From the plaint, it would appear that the respondent and 1st applicant were proprietors in common of all that piece or parcel of land known as No.7 Olochani Adjudication Section in equal shares, hereinafter “the suit premises”, long before land adjudication in the area commenced. The suit premises were however subsequently subdivided at the instigation of the applicants without his knowledge and consent. It’s the respondent contention that the subsequent subdivision of the suit premises into 6 portions was done fraudulently with intent to deprive him of his rightful share of the suit premises. The particulars of the alleged fraud are stated in paragraph 5 of the plaint. He discovered the fraud sometime in the month of September, 2004. The objection he lodged with the Land Adjudication Office was again wrongfully and improperly withdrawn without his consent or knowledge. He later mounted judicial review proceedings vide Kisii HCC. Application number 221 of 2004 seeking to quash the decision of the District Land Adjudication officer, relating to the removal  of the objection proceedings. However, the said judicial review proceedings and in particular the application for extension of time to file the requisite application for judicial review, was dismissed. Be that as it may, he had now filed the instant suit seeking to nullify the registration of the suit premises in the names of the applicants on various grounds, including fraud.
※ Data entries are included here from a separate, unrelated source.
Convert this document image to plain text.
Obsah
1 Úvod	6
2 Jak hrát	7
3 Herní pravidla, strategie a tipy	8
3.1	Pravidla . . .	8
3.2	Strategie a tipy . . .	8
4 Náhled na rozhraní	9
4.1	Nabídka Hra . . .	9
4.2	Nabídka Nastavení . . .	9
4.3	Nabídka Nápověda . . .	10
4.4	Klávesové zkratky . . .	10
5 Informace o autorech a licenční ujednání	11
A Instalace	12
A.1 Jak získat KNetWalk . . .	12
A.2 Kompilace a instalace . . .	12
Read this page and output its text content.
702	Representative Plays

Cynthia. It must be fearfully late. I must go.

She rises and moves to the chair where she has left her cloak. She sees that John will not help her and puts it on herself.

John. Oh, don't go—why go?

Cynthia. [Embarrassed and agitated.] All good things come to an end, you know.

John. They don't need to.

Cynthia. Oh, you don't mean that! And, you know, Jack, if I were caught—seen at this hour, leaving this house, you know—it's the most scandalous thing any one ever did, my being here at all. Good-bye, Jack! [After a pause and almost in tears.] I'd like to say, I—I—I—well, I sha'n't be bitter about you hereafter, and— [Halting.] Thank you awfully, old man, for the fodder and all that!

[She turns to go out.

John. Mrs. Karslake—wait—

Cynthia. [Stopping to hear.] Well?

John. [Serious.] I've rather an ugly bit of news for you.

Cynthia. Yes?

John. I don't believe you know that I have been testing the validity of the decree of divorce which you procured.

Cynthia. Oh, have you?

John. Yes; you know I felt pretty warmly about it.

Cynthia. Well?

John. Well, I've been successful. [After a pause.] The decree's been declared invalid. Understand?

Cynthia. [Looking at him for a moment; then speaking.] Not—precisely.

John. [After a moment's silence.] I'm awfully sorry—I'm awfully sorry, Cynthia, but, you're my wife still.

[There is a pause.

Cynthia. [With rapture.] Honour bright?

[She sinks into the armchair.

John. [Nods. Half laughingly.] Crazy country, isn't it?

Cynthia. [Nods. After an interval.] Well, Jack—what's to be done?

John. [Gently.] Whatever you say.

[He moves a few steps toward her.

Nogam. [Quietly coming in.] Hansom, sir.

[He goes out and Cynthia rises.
On being served with the suit papers the applicants entered appearance and filed a joint statement of defence. In the main they denied the respondent’s allegations and averred that plot Nos. 429, 431, 434, 745 and 746 were the creation of Adjudication and demarcation process. Since the process was legal and no appeal to the minister for lands and settlement having been lodged in accordance with the provisions of the land Adjudication Act, the respondent’s claim was misconceived. Alternatively, they pleaded that the issues raised in the suit touching and or concerning the respondent’s interest in respect of plot 7, Ololchani Adjudication Section were subjudice, KISII HCCC.NO. 74 of 2006.

Upon the filing of the defence to suit, the applicants took out the instant application dated 19th March, 2010 seeking to strike out and dismiss the respondent’s instant suit. The grounds upon which the application was anchored were that the applicants were the registered proprietors of the suit premises which were created and or arose out of the adjudication process in Ololchani Adjudication Section. The  alienation and registration of the suit premises as aforesaid could only be impeached vide objection proceedings and or appeals to the minister of Lands and Settlement. However, the objection and or appeal lodged at the instance of the respondent, was voluntarily withdrawn. Such withdrawal terminated and finally resolved the respondents claim to the suit premises. Thus this court was devoid of jurisdiction to entertain the suit. To the extend that the suit was premised on fraud, the same was time barred by dint of section 4(1) of limitation of Actions Act. Again the suit was barred by virtue of sections 10(1) and 12 of the Land Adjudication Act. Accordingly, the suit does not raise or disclose any reasonable cause of action known in law and was otherwise scandalous, frivolous, vexatious, an abuse of the due process of court and hopeless or irredeemably bad in law.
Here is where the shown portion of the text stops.